The purpose of Grouting

In general terms, the definition of grouting is: an injection under pressure of fluid material into fractures and cavities in rock, soil or artificial structures.

Grouting in construction basically has three different main purposes: stabilization, strengthening, sealing.

Stabilization:

Stabilization grouting is making a skeleton of grout in weak parts or areas of the ground and to avoid sliding in cracks, fissures or bedding planes. It can also be done as spot grouting at selected location.

Stabilization grouting is also used when a future concrete casting is to be done. This is grouting to support a construction which will have a temporary status, like a pilot tunnel in a civil engineering project or a drift in a mine. This type of grouting is not meant to stop seepage or water intrusion.

For foundation work, stabilization grouting is mainly done to create temporary roads, work site foundations, stabilize trenches, etc. It may later on form a part of a permanent support.

Strengthening:

Strengthening grouting is when the grouted ground is connected together by the grout and acts as one body. Joins, fissures, shear faults and other voids in the rock are filled with grout. This is grouting to reinforce a

structure that will be permanent, such as communication or water tunnels.

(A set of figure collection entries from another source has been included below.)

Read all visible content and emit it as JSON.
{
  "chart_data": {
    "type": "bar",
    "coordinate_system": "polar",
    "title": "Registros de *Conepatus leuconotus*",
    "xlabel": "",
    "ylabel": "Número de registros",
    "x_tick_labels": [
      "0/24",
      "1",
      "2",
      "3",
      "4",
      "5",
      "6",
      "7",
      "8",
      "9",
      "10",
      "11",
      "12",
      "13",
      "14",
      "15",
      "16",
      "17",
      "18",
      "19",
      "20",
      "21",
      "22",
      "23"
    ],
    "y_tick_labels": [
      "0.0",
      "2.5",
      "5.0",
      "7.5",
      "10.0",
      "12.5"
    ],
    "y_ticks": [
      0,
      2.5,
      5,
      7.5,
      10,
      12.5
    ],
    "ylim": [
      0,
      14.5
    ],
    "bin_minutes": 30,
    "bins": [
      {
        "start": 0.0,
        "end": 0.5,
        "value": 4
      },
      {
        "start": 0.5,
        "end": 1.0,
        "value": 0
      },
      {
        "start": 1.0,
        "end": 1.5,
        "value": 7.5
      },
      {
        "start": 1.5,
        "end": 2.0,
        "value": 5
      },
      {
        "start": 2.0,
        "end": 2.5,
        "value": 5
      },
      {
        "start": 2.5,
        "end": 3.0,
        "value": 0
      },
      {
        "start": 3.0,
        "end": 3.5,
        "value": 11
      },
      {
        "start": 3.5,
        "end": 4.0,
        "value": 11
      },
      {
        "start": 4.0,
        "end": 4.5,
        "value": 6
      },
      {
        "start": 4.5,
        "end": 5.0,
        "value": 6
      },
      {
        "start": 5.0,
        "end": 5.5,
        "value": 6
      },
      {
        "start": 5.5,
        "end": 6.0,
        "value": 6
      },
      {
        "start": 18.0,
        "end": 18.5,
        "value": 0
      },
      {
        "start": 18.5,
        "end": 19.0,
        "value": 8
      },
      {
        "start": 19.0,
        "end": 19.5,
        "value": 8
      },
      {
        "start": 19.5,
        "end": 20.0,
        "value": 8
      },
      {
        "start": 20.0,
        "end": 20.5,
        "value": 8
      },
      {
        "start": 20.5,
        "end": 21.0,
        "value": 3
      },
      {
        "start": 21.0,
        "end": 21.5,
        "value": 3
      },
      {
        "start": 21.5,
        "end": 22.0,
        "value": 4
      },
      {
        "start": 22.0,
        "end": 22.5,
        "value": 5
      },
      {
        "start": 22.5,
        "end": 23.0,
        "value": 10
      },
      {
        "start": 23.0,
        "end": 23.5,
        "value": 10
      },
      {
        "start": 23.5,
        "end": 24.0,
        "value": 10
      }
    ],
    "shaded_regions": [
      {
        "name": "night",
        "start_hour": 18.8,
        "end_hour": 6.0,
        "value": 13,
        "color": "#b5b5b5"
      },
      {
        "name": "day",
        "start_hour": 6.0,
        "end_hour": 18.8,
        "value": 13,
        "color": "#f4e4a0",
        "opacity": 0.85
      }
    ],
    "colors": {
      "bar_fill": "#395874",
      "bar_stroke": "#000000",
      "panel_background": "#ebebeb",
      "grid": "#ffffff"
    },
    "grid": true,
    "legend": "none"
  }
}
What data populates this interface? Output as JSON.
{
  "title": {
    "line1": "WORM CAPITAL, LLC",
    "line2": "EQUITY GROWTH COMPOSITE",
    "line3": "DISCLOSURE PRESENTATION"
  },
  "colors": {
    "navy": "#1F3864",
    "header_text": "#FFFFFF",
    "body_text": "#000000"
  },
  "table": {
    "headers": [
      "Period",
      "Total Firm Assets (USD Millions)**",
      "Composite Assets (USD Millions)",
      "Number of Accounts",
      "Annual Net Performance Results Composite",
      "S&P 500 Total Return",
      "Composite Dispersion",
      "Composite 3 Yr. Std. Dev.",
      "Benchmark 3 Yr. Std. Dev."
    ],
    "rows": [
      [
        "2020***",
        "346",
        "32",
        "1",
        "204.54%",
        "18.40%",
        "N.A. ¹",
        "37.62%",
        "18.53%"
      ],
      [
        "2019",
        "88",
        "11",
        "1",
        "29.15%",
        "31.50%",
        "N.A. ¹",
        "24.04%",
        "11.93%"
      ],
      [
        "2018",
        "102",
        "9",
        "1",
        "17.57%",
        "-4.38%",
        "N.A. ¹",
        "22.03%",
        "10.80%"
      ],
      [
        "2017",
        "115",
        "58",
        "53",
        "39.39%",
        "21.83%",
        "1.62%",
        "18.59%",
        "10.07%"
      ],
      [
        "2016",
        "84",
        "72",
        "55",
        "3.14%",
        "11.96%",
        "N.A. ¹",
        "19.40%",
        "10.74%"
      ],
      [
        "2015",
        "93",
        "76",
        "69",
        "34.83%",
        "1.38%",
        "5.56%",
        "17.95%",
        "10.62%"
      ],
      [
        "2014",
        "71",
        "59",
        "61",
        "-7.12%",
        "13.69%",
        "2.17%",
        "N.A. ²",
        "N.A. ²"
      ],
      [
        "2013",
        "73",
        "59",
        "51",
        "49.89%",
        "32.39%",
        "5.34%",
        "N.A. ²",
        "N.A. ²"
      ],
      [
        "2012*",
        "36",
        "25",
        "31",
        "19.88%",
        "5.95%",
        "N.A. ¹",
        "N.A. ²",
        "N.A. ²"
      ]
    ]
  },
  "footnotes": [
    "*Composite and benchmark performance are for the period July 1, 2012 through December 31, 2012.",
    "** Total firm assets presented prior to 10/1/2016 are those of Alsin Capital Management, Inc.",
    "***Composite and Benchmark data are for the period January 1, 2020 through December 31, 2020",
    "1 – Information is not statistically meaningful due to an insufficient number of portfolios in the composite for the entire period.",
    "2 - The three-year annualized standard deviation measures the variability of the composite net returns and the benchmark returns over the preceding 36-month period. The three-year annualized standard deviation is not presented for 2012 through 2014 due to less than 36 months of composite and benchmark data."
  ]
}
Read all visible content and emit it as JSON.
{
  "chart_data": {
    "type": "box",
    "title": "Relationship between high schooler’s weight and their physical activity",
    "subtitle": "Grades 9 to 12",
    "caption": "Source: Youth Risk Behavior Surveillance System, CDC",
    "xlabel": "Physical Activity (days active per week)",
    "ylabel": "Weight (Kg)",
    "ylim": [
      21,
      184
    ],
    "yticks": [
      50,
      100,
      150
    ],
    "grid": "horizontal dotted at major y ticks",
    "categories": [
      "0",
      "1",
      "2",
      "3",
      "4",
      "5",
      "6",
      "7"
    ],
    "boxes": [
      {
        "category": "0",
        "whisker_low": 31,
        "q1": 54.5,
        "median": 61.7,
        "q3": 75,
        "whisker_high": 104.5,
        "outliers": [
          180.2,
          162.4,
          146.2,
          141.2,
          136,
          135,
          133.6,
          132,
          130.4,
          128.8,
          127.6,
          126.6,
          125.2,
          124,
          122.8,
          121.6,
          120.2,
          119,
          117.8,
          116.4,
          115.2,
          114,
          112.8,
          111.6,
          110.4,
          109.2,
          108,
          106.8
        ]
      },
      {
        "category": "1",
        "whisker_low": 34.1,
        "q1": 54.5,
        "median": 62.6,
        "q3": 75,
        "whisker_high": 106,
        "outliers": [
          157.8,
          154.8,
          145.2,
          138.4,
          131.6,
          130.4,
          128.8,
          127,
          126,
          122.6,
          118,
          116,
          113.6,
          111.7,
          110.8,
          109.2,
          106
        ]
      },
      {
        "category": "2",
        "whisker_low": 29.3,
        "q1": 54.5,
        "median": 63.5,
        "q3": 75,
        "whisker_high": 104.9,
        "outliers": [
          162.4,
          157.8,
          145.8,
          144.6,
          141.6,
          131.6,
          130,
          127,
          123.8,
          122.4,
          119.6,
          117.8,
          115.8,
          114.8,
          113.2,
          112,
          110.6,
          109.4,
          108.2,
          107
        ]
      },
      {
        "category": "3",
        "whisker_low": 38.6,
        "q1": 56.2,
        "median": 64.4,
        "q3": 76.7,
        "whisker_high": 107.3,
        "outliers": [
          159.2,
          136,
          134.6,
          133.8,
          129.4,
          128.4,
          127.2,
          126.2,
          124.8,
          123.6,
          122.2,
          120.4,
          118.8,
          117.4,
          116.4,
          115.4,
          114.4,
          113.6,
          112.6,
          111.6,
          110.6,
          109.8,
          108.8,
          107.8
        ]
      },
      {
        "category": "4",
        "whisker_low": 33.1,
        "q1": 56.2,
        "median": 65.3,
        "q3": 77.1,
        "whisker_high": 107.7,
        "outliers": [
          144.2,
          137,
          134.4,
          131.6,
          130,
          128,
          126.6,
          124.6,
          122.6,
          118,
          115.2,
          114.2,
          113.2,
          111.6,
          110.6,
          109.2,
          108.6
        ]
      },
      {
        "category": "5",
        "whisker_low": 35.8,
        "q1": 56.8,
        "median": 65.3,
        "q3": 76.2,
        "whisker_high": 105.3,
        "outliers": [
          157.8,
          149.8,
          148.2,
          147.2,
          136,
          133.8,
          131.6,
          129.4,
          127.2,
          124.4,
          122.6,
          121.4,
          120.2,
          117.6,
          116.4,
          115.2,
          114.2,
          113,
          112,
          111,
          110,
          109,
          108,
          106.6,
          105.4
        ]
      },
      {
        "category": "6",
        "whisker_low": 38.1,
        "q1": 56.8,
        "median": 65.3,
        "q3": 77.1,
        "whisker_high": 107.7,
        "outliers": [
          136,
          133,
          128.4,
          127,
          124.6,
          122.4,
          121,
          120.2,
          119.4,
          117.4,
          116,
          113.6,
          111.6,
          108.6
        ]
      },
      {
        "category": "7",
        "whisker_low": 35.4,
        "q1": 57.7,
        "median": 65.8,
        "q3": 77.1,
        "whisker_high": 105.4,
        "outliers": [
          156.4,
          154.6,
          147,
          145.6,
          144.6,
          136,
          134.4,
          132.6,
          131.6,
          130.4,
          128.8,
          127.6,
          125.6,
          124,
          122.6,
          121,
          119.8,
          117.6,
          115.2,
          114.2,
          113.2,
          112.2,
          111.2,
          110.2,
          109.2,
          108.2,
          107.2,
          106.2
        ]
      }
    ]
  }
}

In dam foundations, blanket grouting is a process of enhancing the mechanical properties of the ground itself, so it can act as the support of the structure.

In most cases, it is less expensive to utilize the rock thus strengthened in situ instead of drilling, blasting, excavating, crushing, and mixing it with cement to form a concrete which then is cast to form a support for the excavation.

The different variants of consolidation grouting may be considered as mainly strengthening grouting.

Sealing:

Sealing is strengthening grouting developed to almost water tightness, when a tunnel is dry or the seepage underneath a dam negligible. Sealing is divided into different sealing classes, depending on the permissible inflow of water on the particular work site.

Curtain and cover grouting are forms of sealing grouting. In most subsurface constructions. Sealing is done as pre-grouting, the grouted zone should always go beyond the excavation area disturbed by blasting.

A concrete casted lining will not seal the ground or stop a ground water sinking unless it is combined with grouting or an impermeable membrane.

The tunnel can act as a drainage pipe in the ground especially with the air pumping effect from traffic in the enclosed area.